朝陽はティーを手招きすると、安心させるように頭を撫でた。そして、まだ染みをとろうと奮闘している女性に声をかけた。
「ありがとうございます。もう大丈夫ですよ」
そう言って手を引っ込めると、女性が深々と頭を下げた。
「本当にすみませんでした」
そう言って顔をあげた女性の顔を見る。明らかに疲れている彼女が気になって、思わず朝陽は声をかけた。
「なんだかお疲れのようですね。ここまで随分と長旅だったんですか?」
そう尋ねられて女性は困ったように笑った。
「ええ、まあ……。……車が変な挙動をするので、それの制御に苦労して、余計に疲れちゃったみたいです」
その言葉に朝陽が怪訝な顔をした。
「車が変な挙動を?」
なごやかな休日モードから仕事モードに切り替わった朝陽に気づいて、ティーが顔を上げる。

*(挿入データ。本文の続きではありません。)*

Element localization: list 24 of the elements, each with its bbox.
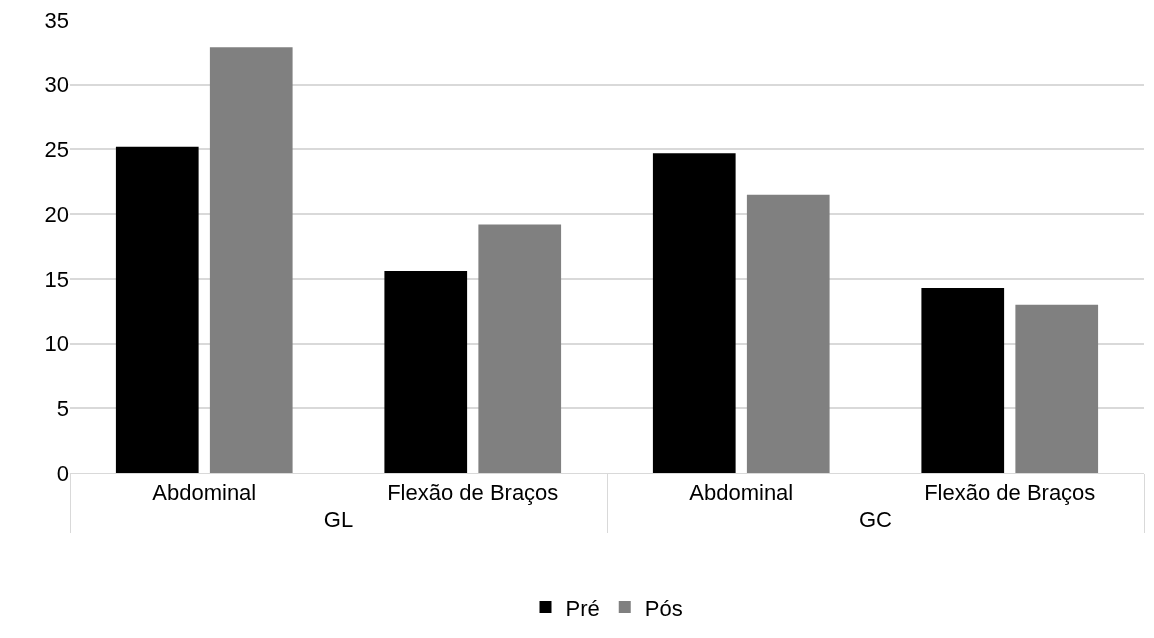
bar (209, 47, 293, 473)
y-tick-label: 5 (56, 395, 69, 421)
bar (1015, 304, 1099, 473)
bar (384, 271, 468, 473)
bar (115, 146, 199, 473)
legend-label: Pós (644, 595, 683, 621)
x-tick-label: Flexão de Braços (387, 480, 559, 506)
bar (652, 153, 736, 473)
y-tick-label: 0 (56, 460, 69, 486)
legend-label: Pré (565, 595, 600, 621)
text: GC (859, 507, 893, 533)
x-tick-label: Abdominal (152, 480, 257, 506)
x-tick-label: Abdominal (689, 480, 794, 506)
bar (746, 194, 830, 473)
y-tick-label: 25 (44, 137, 69, 163)
bar (921, 287, 1005, 473)
bar (478, 224, 562, 473)
y-tick-label: 35 (44, 7, 69, 33)
x-tick-label: Flexão de Braços (924, 480, 1096, 506)
y-tick-label: 15 (44, 266, 69, 292)
text: GL (323, 507, 354, 533)
y-tick-label: 10 (44, 331, 69, 357)
y-tick-label: 20 (44, 201, 69, 227)
y-tick-label: 30 (44, 72, 69, 98)
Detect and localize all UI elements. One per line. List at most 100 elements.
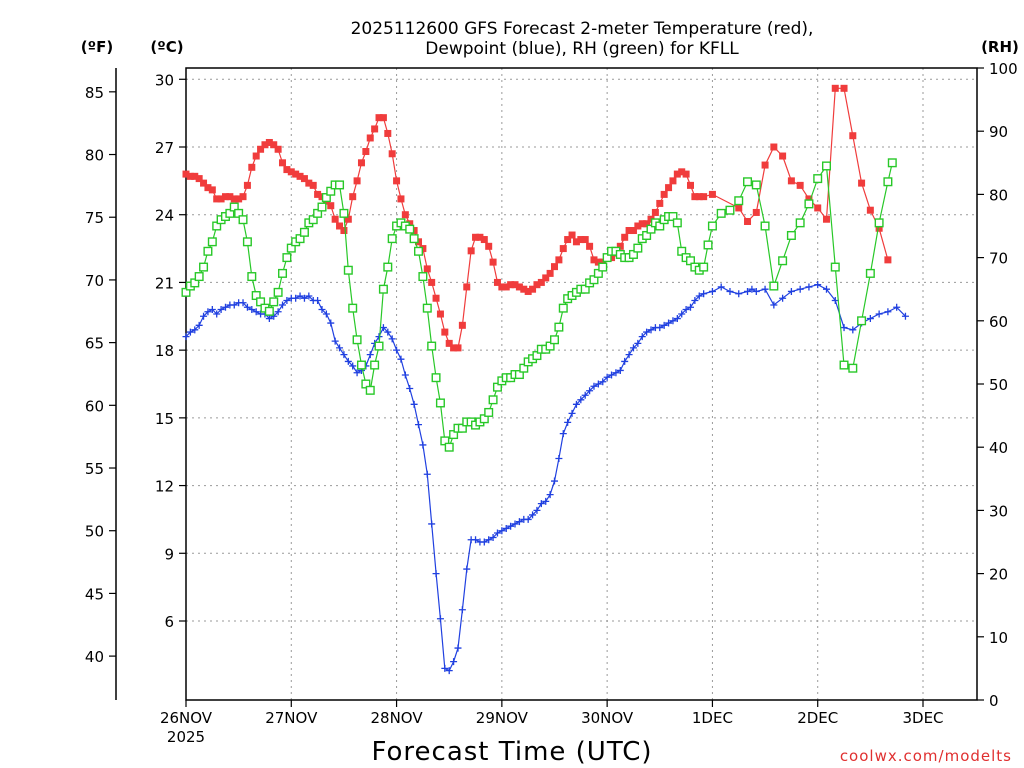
dewpoint-point [542, 497, 550, 505]
temperature-point [529, 285, 537, 293]
dewpoint-point [537, 500, 545, 508]
temperature-point [660, 190, 668, 198]
dewpoint-point [204, 308, 212, 316]
dewpoint-point [432, 570, 440, 578]
dewpoint-point [748, 285, 756, 293]
rh-point [484, 407, 494, 417]
temperature-point [182, 170, 190, 178]
rh-point [699, 262, 709, 272]
temperature-point [858, 179, 866, 187]
dewpoint-point [884, 308, 892, 316]
rh-point [633, 243, 643, 253]
dewpoint-point [300, 294, 308, 302]
dewpoint-point [445, 667, 453, 675]
dewpoint-point [669, 317, 677, 325]
rh-point [365, 385, 375, 395]
temperature-point [265, 138, 273, 146]
rh-point [444, 442, 454, 452]
dewpoint-point [195, 321, 203, 329]
rh-point [848, 363, 858, 373]
temperature-point [200, 179, 208, 187]
fahrenheit-tick-label: 85 [85, 84, 104, 102]
celsius-tick-label: 21 [155, 274, 174, 292]
rh-tick-label: 10 [989, 629, 1008, 647]
rh-tick-label: 60 [989, 313, 1008, 331]
celsius-tick-label: 12 [155, 478, 174, 496]
rh-point [760, 221, 770, 231]
dewpoint-point [349, 362, 357, 370]
dewpoint-point [616, 366, 624, 374]
temperature-point [248, 163, 256, 171]
temperature-point [831, 84, 839, 92]
dewpoint-point [875, 310, 883, 318]
rh-point [264, 306, 274, 316]
dewpoint-point [901, 312, 909, 320]
dewpoint-point [568, 409, 576, 417]
temperature-point [629, 227, 637, 235]
temperature-point [379, 114, 387, 122]
temperature-point [643, 220, 651, 228]
temperature-point [779, 152, 787, 160]
dewpoint-point [643, 328, 651, 336]
temperature-point [362, 148, 370, 156]
temperature-point [507, 281, 515, 289]
dewpoint-point [388, 335, 396, 343]
dewpoint-point [691, 296, 699, 304]
rh-tick-label: 40 [989, 439, 1008, 457]
rh-tick-label: 100 [989, 60, 1018, 78]
dewpoint-point [559, 430, 567, 438]
dewpoint-point [485, 536, 493, 544]
dewpoint-point [572, 400, 580, 408]
chart-title-line-2: Dewpoint (blue), RH (green) for KFLL [425, 39, 739, 59]
dewpoint-point [191, 326, 199, 334]
dewpoint-point [814, 281, 822, 289]
celsius-tick-label: 30 [155, 71, 174, 89]
dewpoint-point [279, 301, 287, 309]
temperature-point [678, 168, 686, 176]
temperature-point [476, 233, 484, 241]
dewpoint-point [415, 421, 423, 429]
celsius-unit-label: (ºC) [150, 38, 183, 56]
dewpoint-point [735, 290, 743, 298]
temperature-point [669, 177, 677, 185]
celsius-tick-label: 18 [155, 342, 174, 360]
dewpoint-point [638, 333, 646, 341]
rh-point [769, 281, 779, 291]
temperature-point [441, 328, 449, 336]
rh-point [558, 303, 568, 313]
rh-point [352, 335, 362, 345]
dewpoint-point [458, 606, 466, 614]
rh-point [282, 253, 292, 263]
temperature-point [616, 242, 624, 250]
x-tick-label: 29NOV [476, 709, 529, 727]
dewpoint-point [318, 306, 326, 314]
rh-point [795, 218, 805, 228]
dewpoint-point [581, 391, 589, 399]
dewpoint-point [463, 565, 471, 573]
dewpoint-point [840, 324, 848, 332]
rh-point [887, 158, 897, 168]
temperature-point [599, 258, 607, 266]
dewpoint-point [625, 351, 633, 359]
dewpoint-point [489, 533, 497, 541]
temperature-point [270, 141, 278, 149]
temperature-point [436, 310, 444, 318]
dewpoint-point [564, 418, 572, 426]
series-rh [181, 158, 897, 452]
temperature-point [375, 114, 383, 122]
temperature-point [432, 294, 440, 302]
rh-point [786, 230, 796, 240]
dewpoint-point [590, 382, 598, 390]
dewpoint-point [379, 324, 387, 332]
dewpoint-point [612, 369, 620, 377]
dewpoint-point [327, 319, 335, 327]
temperature-point [515, 283, 523, 291]
rh-tick-label: 0 [989, 692, 999, 710]
rh-point [348, 303, 358, 313]
rh-point [278, 268, 288, 278]
rh-point [734, 196, 744, 206]
series-dewpoint [182, 281, 909, 675]
dewpoint-point [796, 285, 804, 293]
temperature-point [686, 181, 694, 189]
rh-point [839, 360, 849, 370]
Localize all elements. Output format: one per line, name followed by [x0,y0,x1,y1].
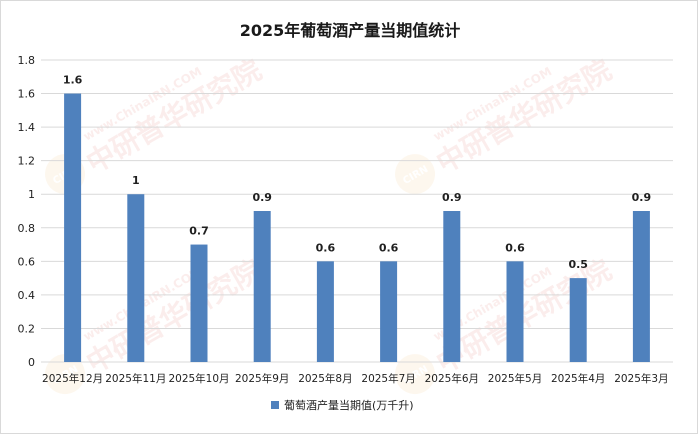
watermark-logo-icon [395,354,436,395]
data-label: 1 [132,174,140,187]
data-label: 1.6 [63,74,83,87]
legend-swatch [271,401,279,409]
x-axis-tick-labels: 2025年12月 2025年11月 2025年10月 2025年9月 2025年8月 20… [42,372,669,385]
x-tick-label: 2025年7月 [361,372,415,385]
y-tick-label: 1.8 [18,54,36,67]
legend: 葡萄酒产量当期值(万千升) [271,398,414,412]
data-label: 0.9 [442,191,462,204]
chart-title: 2025年葡萄酒产量当期值统计 [240,21,461,40]
y-tick-label: 0.4 [18,289,36,302]
bar [380,261,398,362]
data-label: 0.6 [379,241,399,254]
y-tick-label: 0.2 [18,322,36,335]
x-tick-label: 2025年4月 [551,372,605,385]
data-label: 0.7 [189,225,209,238]
y-tick-label: 1.6 [18,88,36,101]
y-tick-label: 1.2 [18,155,36,168]
x-tick-label: 2025年8月 [298,372,352,385]
data-label: 0.6 [316,241,336,254]
bar [190,244,208,362]
bar [569,278,587,362]
y-tick-label: 1 [28,188,35,201]
y-axis-tick-labels: 0 0.2 0.4 0.6 0.8 1 1.2 1.4 1.6 1.8 [18,54,36,369]
bar [506,261,524,362]
x-tick-label: 2025年5月 [488,372,542,385]
bar [253,211,271,362]
bar [443,211,461,362]
x-tick-label: 2025年9月 [235,372,289,385]
y-tick-label: 0 [28,356,35,369]
x-tick-label: 2025年3月 [614,372,668,385]
x-tick-label: 2025年10月 [168,372,229,385]
watermark-logo-icon [395,154,436,195]
x-tick-label: 2025年6月 [425,372,479,385]
x-tick-label: 2025年12月 [42,372,103,385]
bar [632,211,650,362]
x-tick-label: 2025年11月 [105,372,166,385]
bar [64,93,82,363]
data-label: 0.9 [632,191,652,204]
data-label: 0.5 [568,258,588,271]
y-tick-label: 0.6 [18,255,36,268]
watermark-logo-icon [45,354,86,395]
data-label: 0.6 [505,241,525,254]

「はい。……あはは、そんなことをあなたに言っても仕方ありませんよね」
そう恥ずかしそうに笑う女性に朝陽が首を振った。
「いえ。その話、もっと聞かせていただけませんか?」
思いがけなくくいついてきた朝陽に女性は目を丸くした。
思わず身を乗り出してしまったことに気づいた朝陽は、照れくさそうに笑うと、
「すみません。私、こういうものでして……」と財布から名刺を取り出した。